My task is to examine the role of the relationship in the therapeutic process, and Dr. Joye Weisel-Barth has provided us with some moving clinical material that is not only interesting and engaging, but that also lends itself quite well to this purpose. In order to approach and open for discussion some difficult, controversial, and, perhaps, some unresolvable theoretical and technical questions about clinical psychoanalysis, I will utilize this material ruthlessly. I do not know Dr.
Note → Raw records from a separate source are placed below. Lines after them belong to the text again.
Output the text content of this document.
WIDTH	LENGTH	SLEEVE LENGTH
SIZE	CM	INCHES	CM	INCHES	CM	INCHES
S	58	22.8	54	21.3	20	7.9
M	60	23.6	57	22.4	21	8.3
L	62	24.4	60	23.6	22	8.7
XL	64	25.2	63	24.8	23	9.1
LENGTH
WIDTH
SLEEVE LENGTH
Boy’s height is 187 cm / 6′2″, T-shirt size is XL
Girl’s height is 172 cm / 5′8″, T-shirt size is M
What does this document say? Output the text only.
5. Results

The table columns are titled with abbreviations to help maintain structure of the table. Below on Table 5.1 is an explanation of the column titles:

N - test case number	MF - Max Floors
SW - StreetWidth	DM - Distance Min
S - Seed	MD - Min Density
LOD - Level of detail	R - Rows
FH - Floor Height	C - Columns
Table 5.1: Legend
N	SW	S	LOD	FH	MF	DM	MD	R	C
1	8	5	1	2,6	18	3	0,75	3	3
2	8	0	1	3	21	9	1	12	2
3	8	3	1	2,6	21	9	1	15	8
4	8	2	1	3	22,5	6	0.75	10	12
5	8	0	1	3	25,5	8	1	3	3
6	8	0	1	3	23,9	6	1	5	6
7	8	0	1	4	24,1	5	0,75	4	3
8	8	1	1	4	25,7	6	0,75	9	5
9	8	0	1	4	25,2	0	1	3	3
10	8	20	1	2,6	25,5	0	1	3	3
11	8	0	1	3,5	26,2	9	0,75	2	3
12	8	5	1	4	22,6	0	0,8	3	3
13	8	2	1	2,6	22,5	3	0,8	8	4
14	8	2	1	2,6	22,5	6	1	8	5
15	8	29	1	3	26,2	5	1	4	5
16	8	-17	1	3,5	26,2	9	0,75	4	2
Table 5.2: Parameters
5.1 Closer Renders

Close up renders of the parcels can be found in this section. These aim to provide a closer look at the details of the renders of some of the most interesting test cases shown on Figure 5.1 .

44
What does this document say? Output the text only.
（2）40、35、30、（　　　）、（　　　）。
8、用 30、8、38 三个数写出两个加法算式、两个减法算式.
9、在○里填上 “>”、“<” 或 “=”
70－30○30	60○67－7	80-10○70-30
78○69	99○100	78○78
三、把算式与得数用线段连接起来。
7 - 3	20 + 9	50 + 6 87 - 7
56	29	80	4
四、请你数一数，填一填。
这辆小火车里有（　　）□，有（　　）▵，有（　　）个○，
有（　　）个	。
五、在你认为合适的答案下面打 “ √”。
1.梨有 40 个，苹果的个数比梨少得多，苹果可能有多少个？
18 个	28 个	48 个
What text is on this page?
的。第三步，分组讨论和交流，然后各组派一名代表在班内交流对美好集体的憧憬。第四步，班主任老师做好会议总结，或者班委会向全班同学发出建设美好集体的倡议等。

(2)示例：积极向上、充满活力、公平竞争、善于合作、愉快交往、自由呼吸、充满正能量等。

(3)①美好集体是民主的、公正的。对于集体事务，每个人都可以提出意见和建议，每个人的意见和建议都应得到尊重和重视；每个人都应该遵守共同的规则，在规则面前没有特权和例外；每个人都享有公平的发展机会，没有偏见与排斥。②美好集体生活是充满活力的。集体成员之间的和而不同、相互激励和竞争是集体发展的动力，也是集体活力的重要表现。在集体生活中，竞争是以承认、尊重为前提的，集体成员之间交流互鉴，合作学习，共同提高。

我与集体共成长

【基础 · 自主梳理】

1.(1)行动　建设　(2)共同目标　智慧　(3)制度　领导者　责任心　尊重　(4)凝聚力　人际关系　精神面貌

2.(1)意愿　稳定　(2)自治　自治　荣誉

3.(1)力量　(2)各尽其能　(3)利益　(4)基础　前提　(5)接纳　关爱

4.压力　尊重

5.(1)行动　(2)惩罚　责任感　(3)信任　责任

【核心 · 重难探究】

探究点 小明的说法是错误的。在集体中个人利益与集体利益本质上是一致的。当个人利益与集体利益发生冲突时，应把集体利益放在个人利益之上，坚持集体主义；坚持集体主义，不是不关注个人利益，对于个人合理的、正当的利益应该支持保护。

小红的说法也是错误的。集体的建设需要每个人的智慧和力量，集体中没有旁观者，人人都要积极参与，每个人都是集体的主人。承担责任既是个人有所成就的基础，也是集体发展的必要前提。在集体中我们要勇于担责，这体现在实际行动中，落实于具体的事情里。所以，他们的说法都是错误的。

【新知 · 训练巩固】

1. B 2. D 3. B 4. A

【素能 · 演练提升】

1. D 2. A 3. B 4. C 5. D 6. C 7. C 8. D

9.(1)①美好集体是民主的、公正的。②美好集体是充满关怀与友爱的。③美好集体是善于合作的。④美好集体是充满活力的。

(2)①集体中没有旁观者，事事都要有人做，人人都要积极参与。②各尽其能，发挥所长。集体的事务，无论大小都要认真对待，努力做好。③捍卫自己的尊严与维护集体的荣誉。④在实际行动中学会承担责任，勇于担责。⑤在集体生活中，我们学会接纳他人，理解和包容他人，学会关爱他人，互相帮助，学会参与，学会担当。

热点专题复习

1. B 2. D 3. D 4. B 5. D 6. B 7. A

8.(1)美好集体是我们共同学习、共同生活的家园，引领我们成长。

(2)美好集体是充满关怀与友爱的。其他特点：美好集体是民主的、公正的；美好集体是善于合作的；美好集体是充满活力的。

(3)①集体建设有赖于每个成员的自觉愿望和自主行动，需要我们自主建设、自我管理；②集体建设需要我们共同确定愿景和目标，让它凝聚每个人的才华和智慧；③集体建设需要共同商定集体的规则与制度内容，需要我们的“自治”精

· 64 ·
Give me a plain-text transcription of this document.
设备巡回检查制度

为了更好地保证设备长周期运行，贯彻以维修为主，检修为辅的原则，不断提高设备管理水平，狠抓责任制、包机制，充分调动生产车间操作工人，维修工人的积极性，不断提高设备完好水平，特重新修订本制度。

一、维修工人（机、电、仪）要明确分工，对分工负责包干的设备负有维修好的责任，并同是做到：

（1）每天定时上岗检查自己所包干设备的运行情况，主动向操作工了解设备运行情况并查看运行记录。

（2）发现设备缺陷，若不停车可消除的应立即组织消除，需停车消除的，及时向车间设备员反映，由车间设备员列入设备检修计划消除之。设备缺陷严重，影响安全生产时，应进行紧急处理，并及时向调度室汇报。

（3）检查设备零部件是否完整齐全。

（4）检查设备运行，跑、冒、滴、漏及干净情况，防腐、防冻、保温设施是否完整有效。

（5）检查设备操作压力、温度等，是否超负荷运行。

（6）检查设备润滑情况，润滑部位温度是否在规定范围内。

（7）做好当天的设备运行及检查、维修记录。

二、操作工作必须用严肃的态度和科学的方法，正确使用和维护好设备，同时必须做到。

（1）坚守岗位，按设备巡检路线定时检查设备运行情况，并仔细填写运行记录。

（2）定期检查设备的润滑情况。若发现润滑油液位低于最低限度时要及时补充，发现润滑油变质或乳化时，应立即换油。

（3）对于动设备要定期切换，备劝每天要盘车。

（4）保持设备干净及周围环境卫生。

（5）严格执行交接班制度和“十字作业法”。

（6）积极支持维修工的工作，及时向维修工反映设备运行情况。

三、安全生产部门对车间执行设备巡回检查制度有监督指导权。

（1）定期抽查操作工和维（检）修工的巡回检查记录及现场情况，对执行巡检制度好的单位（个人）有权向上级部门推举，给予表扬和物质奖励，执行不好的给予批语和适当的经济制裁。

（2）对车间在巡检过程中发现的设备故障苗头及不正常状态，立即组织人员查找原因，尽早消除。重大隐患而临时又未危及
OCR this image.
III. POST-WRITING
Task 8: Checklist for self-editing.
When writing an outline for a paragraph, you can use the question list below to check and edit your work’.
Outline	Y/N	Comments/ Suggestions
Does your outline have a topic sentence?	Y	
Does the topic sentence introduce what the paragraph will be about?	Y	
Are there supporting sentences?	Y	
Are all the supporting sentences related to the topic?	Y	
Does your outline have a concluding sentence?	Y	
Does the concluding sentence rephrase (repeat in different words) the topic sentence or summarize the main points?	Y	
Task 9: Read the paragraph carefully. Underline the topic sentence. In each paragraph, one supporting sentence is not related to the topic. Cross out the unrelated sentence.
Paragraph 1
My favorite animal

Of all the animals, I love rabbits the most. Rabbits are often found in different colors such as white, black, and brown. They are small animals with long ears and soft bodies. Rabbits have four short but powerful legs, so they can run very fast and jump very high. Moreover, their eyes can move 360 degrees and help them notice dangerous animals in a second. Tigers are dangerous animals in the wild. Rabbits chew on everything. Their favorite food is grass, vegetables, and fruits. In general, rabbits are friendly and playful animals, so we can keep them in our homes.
Weisel-Barth (as I write this chapter, we have not yet met), but my sense is that the clinical work is going well, in its own troubled way, and I will draw on the data presented to show precisely why I am encouraged about this analytic process. To express my rationale in Winnicottian terms, it may be because I do have this good feeling about the work that I trust myself to "use" the clinical report in this "ruthless" manner, rather then simply to "relate" to it in a kinder, but more superficial, way (Winnicott, 1971). In beginning my discussion by recognizing and acknowledging the excellent quality of aspects of the treatment and of the presentation and by following up with a critical and perhaps at times aggressive engagement with the material and by encouraging us all to articulate our reactions to this engagement, I hope to enact in the here-and-now something of the quality of what I would look for in the analytic relationship.